RE: “I see that Nicholas Knisely was … and is involved on the editorial board of Episcopal Cafe and Covenant Communion.”
Yup — and he’s a revisionist too.
What a piece of work.
It’s not quite as bad in context, but still I sense a certain lack of gravitas.
Still, I’m concerned about the “Buddha brought me to Jesus” guy.
What a spectacularly dreadful slate of nominees.
Good heavens.
You’ve got the presider of the utter devastation of the Diocese of Florida, Kurt Dunkle, too.
Love his little snippy line: “The real and imagined evolutions in the Episcopal Church left our diocese divided and angry.”
[snort]
RE: “There was little time for indecision or inaction. Instead, the work of re-membering had to begin quickly.”
Heh — “[i]dismembering[/i]” would be the better word. And no, Kurt Dunkle certainly wasn’t “inactive.” No sir!

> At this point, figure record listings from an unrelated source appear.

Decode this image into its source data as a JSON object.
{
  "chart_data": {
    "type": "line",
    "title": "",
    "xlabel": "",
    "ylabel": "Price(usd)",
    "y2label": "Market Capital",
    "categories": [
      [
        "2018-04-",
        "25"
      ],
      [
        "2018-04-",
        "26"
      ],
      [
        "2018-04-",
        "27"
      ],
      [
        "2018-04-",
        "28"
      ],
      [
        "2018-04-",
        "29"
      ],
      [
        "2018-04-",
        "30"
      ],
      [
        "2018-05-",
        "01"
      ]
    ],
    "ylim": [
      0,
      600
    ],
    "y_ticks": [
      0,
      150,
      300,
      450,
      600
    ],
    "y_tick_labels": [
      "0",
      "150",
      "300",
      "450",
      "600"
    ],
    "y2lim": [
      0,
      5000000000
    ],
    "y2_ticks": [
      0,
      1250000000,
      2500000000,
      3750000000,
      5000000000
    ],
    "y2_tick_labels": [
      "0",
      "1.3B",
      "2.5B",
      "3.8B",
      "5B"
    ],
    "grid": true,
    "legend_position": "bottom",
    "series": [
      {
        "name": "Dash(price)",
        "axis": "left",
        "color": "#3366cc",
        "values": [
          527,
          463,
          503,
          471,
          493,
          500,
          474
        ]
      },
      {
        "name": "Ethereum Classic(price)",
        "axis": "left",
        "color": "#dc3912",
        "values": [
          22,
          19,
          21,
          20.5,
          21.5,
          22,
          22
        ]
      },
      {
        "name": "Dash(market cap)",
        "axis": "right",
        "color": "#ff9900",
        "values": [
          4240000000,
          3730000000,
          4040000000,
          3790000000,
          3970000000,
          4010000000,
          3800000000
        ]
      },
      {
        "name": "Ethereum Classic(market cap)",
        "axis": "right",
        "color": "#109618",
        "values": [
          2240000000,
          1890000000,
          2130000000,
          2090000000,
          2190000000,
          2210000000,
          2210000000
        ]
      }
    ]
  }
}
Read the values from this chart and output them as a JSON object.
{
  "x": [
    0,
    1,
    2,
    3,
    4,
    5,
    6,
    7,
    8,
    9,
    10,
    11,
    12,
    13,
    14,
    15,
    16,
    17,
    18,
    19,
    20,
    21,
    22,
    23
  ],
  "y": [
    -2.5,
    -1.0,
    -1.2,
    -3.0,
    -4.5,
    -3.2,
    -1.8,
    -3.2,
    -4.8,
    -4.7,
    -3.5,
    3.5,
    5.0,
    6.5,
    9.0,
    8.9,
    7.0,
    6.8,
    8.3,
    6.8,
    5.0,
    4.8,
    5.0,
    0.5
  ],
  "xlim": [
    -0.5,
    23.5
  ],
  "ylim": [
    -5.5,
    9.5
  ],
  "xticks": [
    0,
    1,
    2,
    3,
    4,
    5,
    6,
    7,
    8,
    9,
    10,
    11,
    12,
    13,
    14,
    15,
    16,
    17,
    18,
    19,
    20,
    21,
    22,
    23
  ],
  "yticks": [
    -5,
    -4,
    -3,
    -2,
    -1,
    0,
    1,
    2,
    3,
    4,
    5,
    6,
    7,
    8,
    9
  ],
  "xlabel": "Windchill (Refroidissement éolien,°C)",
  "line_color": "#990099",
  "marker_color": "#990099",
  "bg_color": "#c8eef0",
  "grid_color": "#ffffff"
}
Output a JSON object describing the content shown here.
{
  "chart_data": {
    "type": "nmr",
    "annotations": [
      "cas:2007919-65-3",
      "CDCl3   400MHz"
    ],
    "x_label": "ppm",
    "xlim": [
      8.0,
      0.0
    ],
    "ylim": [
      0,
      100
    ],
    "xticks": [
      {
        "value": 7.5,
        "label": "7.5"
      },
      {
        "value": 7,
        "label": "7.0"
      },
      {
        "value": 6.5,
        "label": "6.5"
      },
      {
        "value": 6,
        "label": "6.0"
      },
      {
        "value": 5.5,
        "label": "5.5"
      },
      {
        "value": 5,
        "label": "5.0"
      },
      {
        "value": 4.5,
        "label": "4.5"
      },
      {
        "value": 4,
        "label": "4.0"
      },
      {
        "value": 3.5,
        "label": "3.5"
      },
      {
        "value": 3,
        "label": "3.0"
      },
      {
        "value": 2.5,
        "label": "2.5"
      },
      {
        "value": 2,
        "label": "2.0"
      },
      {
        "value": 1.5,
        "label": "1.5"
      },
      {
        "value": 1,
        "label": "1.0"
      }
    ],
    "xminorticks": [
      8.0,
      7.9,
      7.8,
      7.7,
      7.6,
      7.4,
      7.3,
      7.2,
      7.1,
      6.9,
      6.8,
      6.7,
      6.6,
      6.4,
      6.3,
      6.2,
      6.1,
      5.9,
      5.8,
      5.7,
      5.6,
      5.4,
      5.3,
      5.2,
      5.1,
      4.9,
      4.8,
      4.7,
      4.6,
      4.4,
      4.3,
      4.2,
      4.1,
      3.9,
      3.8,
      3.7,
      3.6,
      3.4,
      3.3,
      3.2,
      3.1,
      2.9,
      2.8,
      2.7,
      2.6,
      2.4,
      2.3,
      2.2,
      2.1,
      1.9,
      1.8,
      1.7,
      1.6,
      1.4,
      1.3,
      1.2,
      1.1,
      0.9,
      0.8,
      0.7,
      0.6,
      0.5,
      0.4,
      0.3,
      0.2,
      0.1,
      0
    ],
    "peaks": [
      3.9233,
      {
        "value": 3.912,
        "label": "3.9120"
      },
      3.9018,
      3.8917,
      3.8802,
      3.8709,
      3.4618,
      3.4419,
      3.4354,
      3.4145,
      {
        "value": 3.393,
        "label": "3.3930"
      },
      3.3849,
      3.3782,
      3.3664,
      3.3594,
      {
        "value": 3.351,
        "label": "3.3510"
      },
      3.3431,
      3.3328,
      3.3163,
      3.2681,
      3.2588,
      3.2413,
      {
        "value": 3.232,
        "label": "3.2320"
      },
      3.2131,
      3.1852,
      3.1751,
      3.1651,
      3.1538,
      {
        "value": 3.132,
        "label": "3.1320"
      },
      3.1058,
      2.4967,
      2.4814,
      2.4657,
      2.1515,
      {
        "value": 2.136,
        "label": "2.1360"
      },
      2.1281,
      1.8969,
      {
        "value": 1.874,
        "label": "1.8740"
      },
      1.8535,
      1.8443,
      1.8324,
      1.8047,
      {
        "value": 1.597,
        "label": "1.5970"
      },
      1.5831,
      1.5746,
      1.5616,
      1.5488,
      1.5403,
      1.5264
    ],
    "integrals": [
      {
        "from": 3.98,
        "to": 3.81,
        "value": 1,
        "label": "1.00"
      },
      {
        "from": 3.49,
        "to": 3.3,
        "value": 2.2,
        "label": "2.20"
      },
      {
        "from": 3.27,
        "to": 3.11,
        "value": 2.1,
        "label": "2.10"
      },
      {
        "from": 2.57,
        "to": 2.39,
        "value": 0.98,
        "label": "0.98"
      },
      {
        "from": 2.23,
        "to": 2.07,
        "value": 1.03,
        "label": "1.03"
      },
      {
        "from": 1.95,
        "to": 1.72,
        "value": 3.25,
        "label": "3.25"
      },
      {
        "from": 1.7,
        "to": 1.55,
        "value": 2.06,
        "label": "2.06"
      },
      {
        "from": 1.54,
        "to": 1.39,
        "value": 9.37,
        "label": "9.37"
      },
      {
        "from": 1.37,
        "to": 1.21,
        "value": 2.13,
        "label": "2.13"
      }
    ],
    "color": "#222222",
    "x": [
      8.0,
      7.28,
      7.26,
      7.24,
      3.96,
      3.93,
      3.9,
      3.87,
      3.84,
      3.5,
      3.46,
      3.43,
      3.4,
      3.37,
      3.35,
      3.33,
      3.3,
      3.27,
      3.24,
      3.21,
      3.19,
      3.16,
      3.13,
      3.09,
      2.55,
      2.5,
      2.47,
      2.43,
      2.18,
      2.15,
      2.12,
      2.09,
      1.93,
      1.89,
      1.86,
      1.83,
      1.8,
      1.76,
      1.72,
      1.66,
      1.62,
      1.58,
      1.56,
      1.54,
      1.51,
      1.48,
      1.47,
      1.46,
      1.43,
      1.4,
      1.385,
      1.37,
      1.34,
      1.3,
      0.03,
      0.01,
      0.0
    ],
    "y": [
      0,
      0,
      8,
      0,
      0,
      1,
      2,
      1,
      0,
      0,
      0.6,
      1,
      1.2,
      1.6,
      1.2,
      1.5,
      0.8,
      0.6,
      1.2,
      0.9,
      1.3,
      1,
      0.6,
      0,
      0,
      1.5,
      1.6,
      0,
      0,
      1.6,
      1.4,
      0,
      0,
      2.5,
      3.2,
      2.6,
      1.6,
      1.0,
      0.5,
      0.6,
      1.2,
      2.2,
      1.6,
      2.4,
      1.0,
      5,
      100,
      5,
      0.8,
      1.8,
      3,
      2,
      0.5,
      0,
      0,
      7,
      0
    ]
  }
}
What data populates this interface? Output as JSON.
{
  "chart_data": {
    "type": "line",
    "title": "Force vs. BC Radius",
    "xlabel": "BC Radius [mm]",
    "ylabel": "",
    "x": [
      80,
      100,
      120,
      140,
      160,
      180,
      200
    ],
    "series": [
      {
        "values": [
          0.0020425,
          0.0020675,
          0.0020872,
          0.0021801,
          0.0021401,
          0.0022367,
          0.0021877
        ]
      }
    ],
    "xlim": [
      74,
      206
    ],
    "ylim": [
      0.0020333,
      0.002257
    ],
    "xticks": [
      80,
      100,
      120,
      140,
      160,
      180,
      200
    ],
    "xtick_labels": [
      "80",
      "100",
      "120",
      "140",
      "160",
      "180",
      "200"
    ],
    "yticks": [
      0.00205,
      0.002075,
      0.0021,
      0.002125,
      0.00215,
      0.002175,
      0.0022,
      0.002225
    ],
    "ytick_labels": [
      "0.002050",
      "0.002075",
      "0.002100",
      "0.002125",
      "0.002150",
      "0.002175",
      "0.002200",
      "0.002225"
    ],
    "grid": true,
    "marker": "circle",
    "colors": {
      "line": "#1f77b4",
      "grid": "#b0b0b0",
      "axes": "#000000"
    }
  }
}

RE: “Within two years, 15 percent of the people and 30 percent of the clergy in the diocese had left the Episcopal Church … but our diocese remained Episcopal. It was time to rebuild, and we had churches in dire need.”
Yes, it was “time to rebuild” — except . . . [i]that did not happen[/i]. In 2005, ASA for the Diocese of Florida was around 12,000. In 2010, ASA was at [i]its lowest point of the past decade[/i], around 8700. That’s not “15 percent of the people” — that’s far far more. But how clever of Dunkle to leave out what happened after the first two years of his and Bishop Howard’s reign — which was . . . [i]even more decline[/i]!
RE: “Quickly into the ministry, I realized that prob- lems, however sticky, can always be solved with God’s help. Then the intense joy follows.”
Mmm hmmm . . . and what wonderful “solutions” they were, too.
How very sad to have such on the ballot to succeed Geralyn Wolf, who is a member of Communion Partners.
“Walt Disney was a bishop”.
And now it seems Daffy Duck is trying to become one too.
Actually, #7, whatever Bp Wolf’s good work outside the diocese, within Rhode Island her tenure met with only mixed success.
A recent survey found that in RI in the last decade the number of Episcopalians has declined over 25% … not so impressive.
At the end of Bp Wolf’s tenure, our 200 year-old cathedral closed because of basic maintenance issues: after nearly 300 years the congregation was dispersed. The bishop herself was not a regular Sunday worshipper at the cathedral (on her “off days”) and she was instrumental in some dubious staffing choices there.
As an Anglo-Catholic who enjoyed acceptance and validation from the RC church, she was much, much too cozy wth the local RC bishop : if TEC is going to grow in RI it needs to underscore what makes us a distinctive alternative tradition to them, in the best sense. In RI, there is tremendous opportunity for church growth, mission and evangelization among the thousands of disaffected RCs who’ve become permanently disenchanted with their church. Perhaps the bishop enjoyed being photographed with her opposite number in the RC Church more than in pioneering our version of the Anglican Ordinariate.
Wingate,
Not just a lack of gravitas — a conclusion that Walt Disney had more of a gift of apostleship (as described in the quote) than most of those who are elected to be bishops. Sad, eh? Indeed, bishops do travel from parish to parish; but without a gift of apostleship (and even if gifted in administration or even leadership) — and again, there is nothing to suggest that overseer and apostle are synonymous — bishops do not always bring or leave piles of pollen.
It is one of the great misnomers of our denomination, brought about from a clear mis-reading and misappropriation of scripture, and one of the great failings of bishop search committees.
That is, given the job description from the BCP, we want a bishop who is both overseer AND apostle; but we fail singularly in nominating those with any sense of gift of apostle, even though they are out there.